I’m digitizing our collection of recipes. It’s gotten a bit unwieldy over time, and these days, we’re just more likely to use an electronic recipe than one on paper.
A lot of this was easy, collecting links to recipes we’d printed out a long time ago, when that was the way we worked. Some of it required copying recipes to a new file to incorporate the changes we’d made to make them ours. Now I’m doing the hard part, the handwritten recipes.
It’s not the typing that makes it hard. It’s the depersonalizing. It’s taking the quirks of gifts and rendering them all in pixels and plain fonts. It’s knowing that even though I plan to keep these pages, we’ll hardly look at them again when there are easier copies to use.

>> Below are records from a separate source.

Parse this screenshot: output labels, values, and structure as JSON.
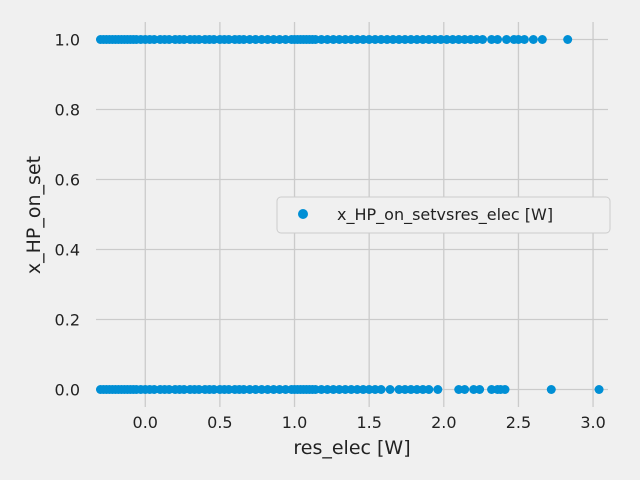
{
  "chart_data": {
    "type": "scatter",
    "xlabel": "res_elec [W]",
    "ylabel": "x_HP_on_set",
    "xlim": [
      -0.33,
      3.1
    ],
    "ylim": [
      -0.05,
      1.05
    ],
    "x_ticks": [
      0.0,
      0.5,
      1.0,
      1.5,
      2.0,
      2.5,
      3.0
    ],
    "x_tick_labels": [
      "0.0",
      "0.5",
      "1.0",
      "1.5",
      "2.0",
      "2.5",
      "3.0"
    ],
    "y_ticks": [
      0.0,
      0.2,
      0.4,
      0.6,
      0.8,
      1.0
    ],
    "y_tick_labels": [
      "0.0",
      "0.2",
      "0.4",
      "0.6",
      "0.8",
      "1.0"
    ],
    "grid": true,
    "legend_position": "center-right",
    "series": [
      {
        "name": "x_HP_on_setvsres_elec [W]",
        "color": "#008fd5",
        "points": [
          {
            "y": 1,
            "x": [
              -0.3,
              -0.28,
              -0.26,
              -0.24,
              -0.22,
              -0.2,
              -0.18,
              -0.16,
              -0.14,
              -0.12,
              -0.1,
              -0.08,
              -0.06,
              -0.03,
              0.0,
              0.03,
              0.06,
              0.1,
              0.13,
              0.16,
              0.2,
              0.23,
              0.26,
              0.3,
              0.33,
              0.36,
              0.4,
              0.43,
              0.46,
              0.5,
              0.53,
              0.56,
              0.6,
              0.63,
              0.66,
              0.7,
              0.74,
              0.78,
              0.82,
              0.86,
              0.9,
              0.94,
              0.98,
              1.0,
              1.02,
              1.04,
              1.06,
              1.08,
              1.1,
              1.12,
              1.14,
              1.18,
              1.22,
              1.26,
              1.3,
              1.34,
              1.38,
              1.42,
              1.46,
              1.5,
              1.54,
              1.58,
              1.62,
              1.66,
              1.7,
              1.74,
              1.78,
              1.82,
              1.86,
              1.9,
              1.94,
              1.98,
              2.02,
              2.06,
              2.1,
              2.14,
              2.18,
              2.22,
              2.26,
              2.32,
              2.36,
              2.42,
              2.47,
              2.5,
              2.54,
              2.6,
              2.66,
              2.83
            ]
          },
          {
            "y": 0,
            "x": [
              -0.3,
              -0.28,
              -0.26,
              -0.24,
              -0.22,
              -0.2,
              -0.18,
              -0.16,
              -0.14,
              -0.12,
              -0.1,
              -0.08,
              -0.06,
              -0.03,
              0.0,
              0.03,
              0.06,
              0.1,
              0.13,
              0.16,
              0.2,
              0.23,
              0.26,
              0.3,
              0.33,
              0.36,
              0.4,
              0.43,
              0.46,
              0.5,
              0.53,
              0.56,
              0.6,
              0.63,
              0.66,
              0.7,
              0.74,
              0.78,
              0.82,
              0.86,
              0.9,
              0.94,
              0.98,
              1.0,
              1.02,
              1.04,
              1.06,
              1.08,
              1.1,
              1.12,
              1.14,
              1.18,
              1.22,
              1.26,
              1.3,
              1.34,
              1.38,
              1.42,
              1.46,
              1.5,
              1.54,
              1.58,
              1.64,
              1.7,
              1.74,
              1.78,
              1.82,
              1.86,
              1.9,
              1.96,
              2.1,
              2.14,
              2.2,
              2.24,
              2.32,
              2.36,
              2.38,
              2.41,
              2.72,
              3.04
            ]
          }
        ]
      }
    ]
  }
}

The recipes resist depersonalization, though. They resist standardization. They can’t be fit into a normal recipe format without losing the knowledge they contain. In celebration of that and of the people who live on in these recipes, here’s what my grandmother wanted me to know when I asked her for her special applesauce recipe.
Wash, quarter, and core 2-1/2 lbs apples. Put in sauce pan and partly cover with water. Old apples require more water than new ones. Simmer until tender. Put through food mill, or blend skin and all. Return pulp to sauce pan. Add enough sugar to make palatable. Cook gently 3 minutes. Check for sweetness (need more sugar?). Sprinkle with cinnamon and nutmeg. If apples are tasteless variety, add drop of lemon.
Wash, peel, core, and slice about 8 tart apples. In saucepan, add 1 cup water to 1 lb apples. Simmer until tender. Stir in 1/2 cup sugar, dash of salt, 1 tsp lemon juice (if apples aren’t too tart), 1/8 tsp cinnamon or nutmeg. Taste—add more sugar? Cook 1 minute more. Serve cold. Good topped with whipped cream or ice cream.
There are so many varieties of apples it is difficult to make a definitive recipe. Have fun.
It’s apple season here. I think this would be a good year to make some apple sauce.